Jackson's status could affect RBs

With undrafted Tyrell Sutton making an unexpected push for a roster spot, will the Packers keep three or four halfbacks? That difficult question might be put on the back burner if Brandon Jackson won't be ready because of a sprained ankle.

Thursday night's preseason finale at Tennessee for the Packers may not play that big a part in the decision-making process for roster spots at running back, regardless of what coaches and players have said this week.

Running back Brandon Jackson, who will sit out against the Titans, has a significant ankle sprain, according to coach Mike McCarthy. The third-year pro has missed all three practices this week and could miss time headed into the first month of the regular season.

Should that be the case, the Packers could be forced to keep an additional running back on their roster. They open the regular season in 11 days vs. the Bears. The final roster cutdown to 53 players needs to be made by Saturday.

Jackson, who was all but a lock to make the final roster and to serve as Ryan Grant's backup, could be relegated to inactive list for the first few game days if his ankle is as bad as it sounds. That means the Packers likely would keep two of the remaining three backs — DeShawn Wynn, Kregg Lumpkin, and Tyrell Sutton — on their roster. Before last Friday's game at Arizona, it seemed more logical that the Packers would keep just one from the Wynn-Lumpkin-Sutton group.

General manager Ted Thompson addressed the possibility of keeping four halfbacks while trying to balance the roster at other positions at his Monday press conference. He hinted it might be possible without really giving a clear-cut answer.

"Everything is tied together," began the fifth-year Packers' GM, "but I think you keep your best players. However many that works out, that works out."

Based on production, Sutton has clearly been one of the Packers' best players this preseason. The undrafted rookie free agent out of Northwestern leads the team in rushing (30 carries, 154 yards, one touchdown) and kickoff returns (5 returns for a 24.4-yard average). Though Sutton would appear to have done enough to earn a roster spot, he is taking nothing for granted this week.

"I think I need to stay consistent," said Sutton. "This is going to be a game designated for guys trying to make it on the squad, so I got to go out there and make sure I give it 110 percent and make sure I know what I'm doing at all times. … It's pretty much a game for the underdogs to shine."

Like Lumpkin a year ago, Sutton has been the talk of training camp in the backfield. Unlike Lumpkin, he is the type of back the Packers' crave. His short, but powerful frame (5-foot-8, 213 pounds) lends well to third-down duties if the Packers feel comfortable with his pass-catching and blitz-pickup skills. He at least has shown good football instincts, which could give him an edge on Lumpkin in the return game on special teams, as well.

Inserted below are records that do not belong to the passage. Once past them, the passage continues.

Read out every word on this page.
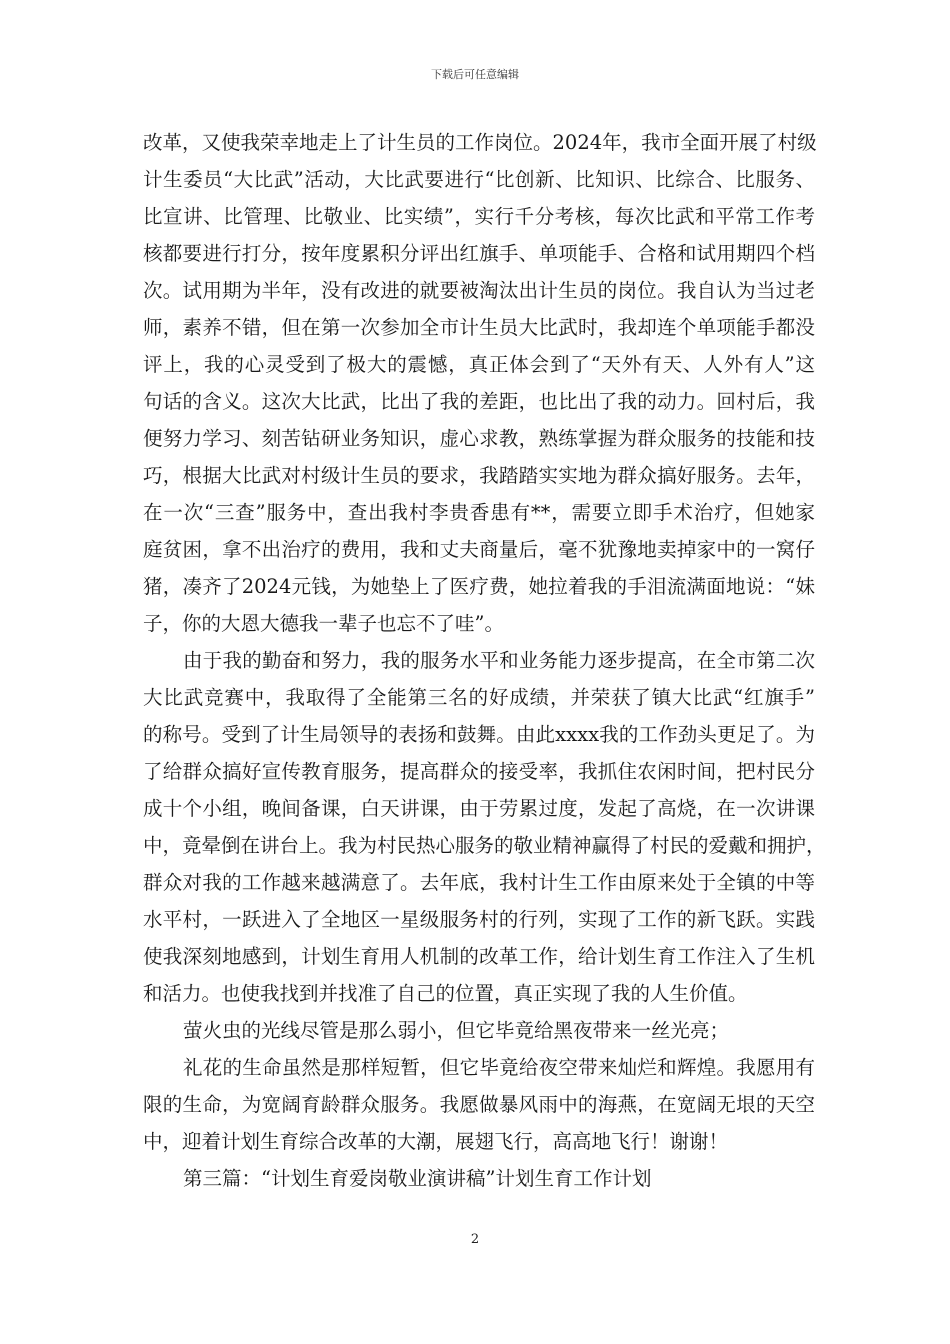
下载后可任意编辑
改革，又使我荣幸地走上了计生员的工作岗位。2024年，我市全面开展了村级
计生委员“大比武”活动，大比武要进行“比创新、比知识、比综合、比服务、
比宣讲、比管理、比敬业、比实绩”，实行千分考核，每次比武和平常工作考
核都要进行打分，按年度累积分评出红旗手、单项能手、合格和试用期四个档
次。试用期为半年，没有改进的就要被淘汰出计生员的岗位。我自认为当过老
师，素养不错，但在第一次参加全市计生员大比武时，我却连个单项能手都没
评上，我的心灵受到了极大的震憾，真正体会到了“天外有天、人外有人”这
句话的含义。这次大比武，比出了我的差距，也比出了我的动力。回村后，我
便努力学习、刻苦钻研业务知识，虚心求教，熟练掌握为群众服务的技能和技
巧，根据大比武对村级计生员的要求，我踏踏实实地为群众搞好服务。去年，
在一次“三查”服务中，查出我村李贵香患有**，需要立即手术治疗，但她家
庭贫困，拿不出治疗的费用，我和丈夫商量后，毫不犹豫地卖掉家中的一窝仔
猪，凑齐了2024元钱，为她垫上了医疗费，她拉着我的手泪流满面地说：“妹
子，你的大恩大德我一辈子也忘不了哇”。
由于我的勤奋和努力，我的服务水平和业务能力逐步提高，在全市第二次
大比武竞赛中，我取得了全能第三名的好成绩，并荣获了镇大比武“红旗手”
的称号。受到了计生局领导的表扬和鼓舞。由此xxxx我的工作劲头更足了。为
了给群众搞好宣传教育服务，提高群众的接受率，我抓住农闲时间，把村民分
成十个小组，晚间备课，白天讲课，由于劳累过度，发起了高烧，在一次讲课
中，竟晕倒在讲台上。我为村民热心服务的敬业精神赢得了村民的爱戴和拥护，
群众对我的工作越来越满意了。去年底，我村计生工作由原来处于全镇的中等
水平村，一跃进入了全地区一星级服务村的行列，实现了工作的新飞跃。实践
使我深刻地感到，计划生育用人机制的改革工作，给计划生育工作注入了生机
和活力。也使我找到并找准了自己的位置，真正实现了我的人生价值。
萤火虫的光线尽管是那么弱小，但它毕竟给黑夜带来一丝光亮；
礼花的生命虽然是那样短暂，但它毕竟给夜空带来灿烂和辉煌。我愿用有
限的生命，为宽阔育龄群众服务。我愿做暴风雨中的海燕，在宽阔无垠的天空
中，迎着计划生育综合改革的大潮，展翅飞行，高高地飞行！谢谢！
第三篇：“计划生育爱岗敬业演讲稿”计划生育工作计划
2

For those reasons and more, Sutton has the inside track on what could be the fourth running back spot since Wynn seems like a good bet to make the roster. After surviving the last two seasons and showing game day production when given the chance (58 carries, 313 yards, 5.4-yard average and five touchdowns in 12 career games), Wynn has had a solid camp. He also has as much experience in the Packers' running system as anyone on the roster, coming a long way from his rookie year when he was a starter before giving way to Grant.

"I would just say knowing different schemes," explained Wynn of his improvement. "Knowing a lot of other people's positions as far as the line and what the line's doing. In years past, I only knew what I had to do. When you can learn other positions, you kind of know what to anticipate."

Lumpkin's opportunities, unlike last year's training camp as a rookie, have been limited (18 carries, 61 yards). If anything, he has shown poor hands out of the backfield in practice and has the only fumble among Packers running backs in preseason action. That could make him the odd man out.

Of course, it all will hinge on the health of Jackson's ankle. If Jackson is unable to go into the first few games of the regular season, the Packers would likely keep an extra back. They could actually benefit then by waiting to cut one of the backs, hoping to slip that back on the practice squad at a later date in the regular season when Jackson is ready. Until then, at least one tough decision, at one of the most competitive positions this training camp, might not have to be made.